Partial Outage on Search
Incident Report for Onshape
Postmortem

I wanted to share some additional information about today’s extended performance problems.

Without our knowledge, an internal system had accidentally been performing Onshape searches in a loop for several days. We had been monitoring increased search service load, but due to the rate limiting we have in place we did not notice any operational problems and the source was not identified.

We deployed a new version of Onshape today that had a higher rate limit for search requests to support an upcoming feature. This was enough to cause our search service to overload and begin rejecting requests. Any part of Onshape that uses search was slow. The engineering and operations teams spent over 2 hours adding capacity and examining all of the changes in the new code build before discovering the runaway internal system.

We blocked the errant system and the service immediately returned to normal.

First, I want to apologize for the extended downtime. It took us too long to identify the problem and your productivity suffered. Second, we will be implementing additional monitoring controls that will automatically alert us to unusual traffic. We will also be expanding our overall search capacity.

You trust us to protect and manage your design data. We did not earn that trust today.
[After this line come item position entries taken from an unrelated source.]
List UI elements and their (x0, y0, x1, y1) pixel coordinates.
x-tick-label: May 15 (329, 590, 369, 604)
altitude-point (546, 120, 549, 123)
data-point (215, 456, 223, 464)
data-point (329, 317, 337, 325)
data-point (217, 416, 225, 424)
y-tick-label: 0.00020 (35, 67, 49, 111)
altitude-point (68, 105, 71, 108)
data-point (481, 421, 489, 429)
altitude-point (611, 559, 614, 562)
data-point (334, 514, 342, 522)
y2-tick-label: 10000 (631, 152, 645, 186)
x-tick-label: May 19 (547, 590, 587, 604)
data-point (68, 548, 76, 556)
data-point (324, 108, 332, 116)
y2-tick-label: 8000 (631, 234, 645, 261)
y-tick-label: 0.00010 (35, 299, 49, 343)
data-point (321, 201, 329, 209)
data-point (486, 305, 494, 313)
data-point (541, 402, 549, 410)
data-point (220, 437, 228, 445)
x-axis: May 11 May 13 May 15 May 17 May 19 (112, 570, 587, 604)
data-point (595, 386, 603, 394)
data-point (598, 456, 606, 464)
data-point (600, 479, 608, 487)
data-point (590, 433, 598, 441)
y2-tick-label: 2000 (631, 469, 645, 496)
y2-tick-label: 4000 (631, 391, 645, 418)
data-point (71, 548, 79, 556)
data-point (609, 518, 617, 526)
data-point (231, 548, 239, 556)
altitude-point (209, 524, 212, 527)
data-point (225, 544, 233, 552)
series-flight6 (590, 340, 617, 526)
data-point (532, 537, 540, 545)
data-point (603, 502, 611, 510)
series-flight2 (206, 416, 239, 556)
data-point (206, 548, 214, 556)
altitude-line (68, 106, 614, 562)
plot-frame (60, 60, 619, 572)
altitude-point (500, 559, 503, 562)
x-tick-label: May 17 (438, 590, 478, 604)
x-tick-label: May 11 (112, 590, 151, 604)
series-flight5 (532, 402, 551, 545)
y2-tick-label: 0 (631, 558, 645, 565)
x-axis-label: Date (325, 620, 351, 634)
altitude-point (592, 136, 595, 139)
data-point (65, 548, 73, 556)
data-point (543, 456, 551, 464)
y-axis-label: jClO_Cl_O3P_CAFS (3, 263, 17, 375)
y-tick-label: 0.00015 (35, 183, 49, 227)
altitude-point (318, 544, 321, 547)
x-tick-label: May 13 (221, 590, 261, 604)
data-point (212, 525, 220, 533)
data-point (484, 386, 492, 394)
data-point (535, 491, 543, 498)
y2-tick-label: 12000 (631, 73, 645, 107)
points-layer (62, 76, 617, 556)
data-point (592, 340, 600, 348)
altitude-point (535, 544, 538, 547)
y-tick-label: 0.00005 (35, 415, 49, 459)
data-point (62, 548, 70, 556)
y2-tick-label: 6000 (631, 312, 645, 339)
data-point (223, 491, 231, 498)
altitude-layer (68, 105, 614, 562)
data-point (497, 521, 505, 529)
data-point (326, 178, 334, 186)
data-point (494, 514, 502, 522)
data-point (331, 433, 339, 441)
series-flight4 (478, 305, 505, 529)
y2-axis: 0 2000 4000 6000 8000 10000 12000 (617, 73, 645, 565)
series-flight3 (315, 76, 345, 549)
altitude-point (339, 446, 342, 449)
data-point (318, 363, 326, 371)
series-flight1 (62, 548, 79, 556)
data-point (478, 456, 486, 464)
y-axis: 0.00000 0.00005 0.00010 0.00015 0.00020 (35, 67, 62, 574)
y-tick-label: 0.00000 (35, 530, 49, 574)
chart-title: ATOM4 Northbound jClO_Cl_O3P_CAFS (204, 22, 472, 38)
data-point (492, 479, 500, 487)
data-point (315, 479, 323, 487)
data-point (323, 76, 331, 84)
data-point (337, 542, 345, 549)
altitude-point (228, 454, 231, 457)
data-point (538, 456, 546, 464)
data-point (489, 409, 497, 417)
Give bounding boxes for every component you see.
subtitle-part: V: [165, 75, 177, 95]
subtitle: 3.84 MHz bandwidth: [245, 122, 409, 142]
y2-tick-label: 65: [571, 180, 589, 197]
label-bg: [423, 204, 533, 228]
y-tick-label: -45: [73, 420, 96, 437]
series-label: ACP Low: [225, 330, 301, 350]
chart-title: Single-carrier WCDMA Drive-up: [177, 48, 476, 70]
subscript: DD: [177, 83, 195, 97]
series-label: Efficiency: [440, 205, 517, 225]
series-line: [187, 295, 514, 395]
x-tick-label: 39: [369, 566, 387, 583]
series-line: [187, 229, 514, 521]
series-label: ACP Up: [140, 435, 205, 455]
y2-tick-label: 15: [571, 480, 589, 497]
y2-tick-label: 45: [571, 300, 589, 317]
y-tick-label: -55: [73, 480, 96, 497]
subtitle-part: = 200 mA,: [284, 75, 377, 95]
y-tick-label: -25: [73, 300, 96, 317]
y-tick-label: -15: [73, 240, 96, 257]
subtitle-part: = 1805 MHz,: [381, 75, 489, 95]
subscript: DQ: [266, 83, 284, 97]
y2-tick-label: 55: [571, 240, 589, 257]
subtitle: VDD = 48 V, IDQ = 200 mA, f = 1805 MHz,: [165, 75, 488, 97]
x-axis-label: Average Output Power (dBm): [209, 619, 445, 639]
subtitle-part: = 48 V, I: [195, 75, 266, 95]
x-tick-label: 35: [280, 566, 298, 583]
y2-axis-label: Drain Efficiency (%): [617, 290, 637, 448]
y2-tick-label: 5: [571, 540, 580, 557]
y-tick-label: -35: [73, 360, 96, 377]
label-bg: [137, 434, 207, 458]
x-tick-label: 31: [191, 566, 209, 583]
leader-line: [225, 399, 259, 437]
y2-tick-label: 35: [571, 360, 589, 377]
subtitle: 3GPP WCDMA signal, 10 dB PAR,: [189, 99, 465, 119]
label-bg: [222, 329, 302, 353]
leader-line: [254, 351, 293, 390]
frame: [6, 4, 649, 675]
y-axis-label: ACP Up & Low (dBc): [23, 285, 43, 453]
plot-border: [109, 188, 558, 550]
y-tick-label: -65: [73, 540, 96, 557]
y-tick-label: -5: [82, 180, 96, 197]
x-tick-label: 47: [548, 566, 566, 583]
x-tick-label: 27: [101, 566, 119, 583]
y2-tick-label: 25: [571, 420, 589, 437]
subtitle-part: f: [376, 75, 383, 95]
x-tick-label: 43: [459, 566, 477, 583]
We will work harder to prevent this type of problem from happening again.

John Rousseau

VP, Technical Operations, Onshape

Posted Nov 18, 2020 - 21:56 EST

Resolved
We determined the cause of the outage and have disabled it. Search should now be functional.
Posted Nov 18, 2020 - 14:59 EST
Update
We are continuing to investigate this issue.
Posted Nov 18, 2020 - 14:57 EST
Update
The search response times are still not acceptable. We are continuing to work on restoring full functionality.
Posted Nov 18, 2020 - 13:59 EST
Update
We are continuing to see delayed processing times for search queries which impacts multiple parts of the product. Our engineering teams are working on the issue.
Posted Nov 18, 2020 - 12:34 EST
Investigating
We are currently investigating this issue.
Posted Nov 18, 2020 - 11:36 EST
This incident affected: Onshape CAD Service (https://cad.onshape.com) (North America, Western Europe, Southeast Asia, Australia, Northeast Asia).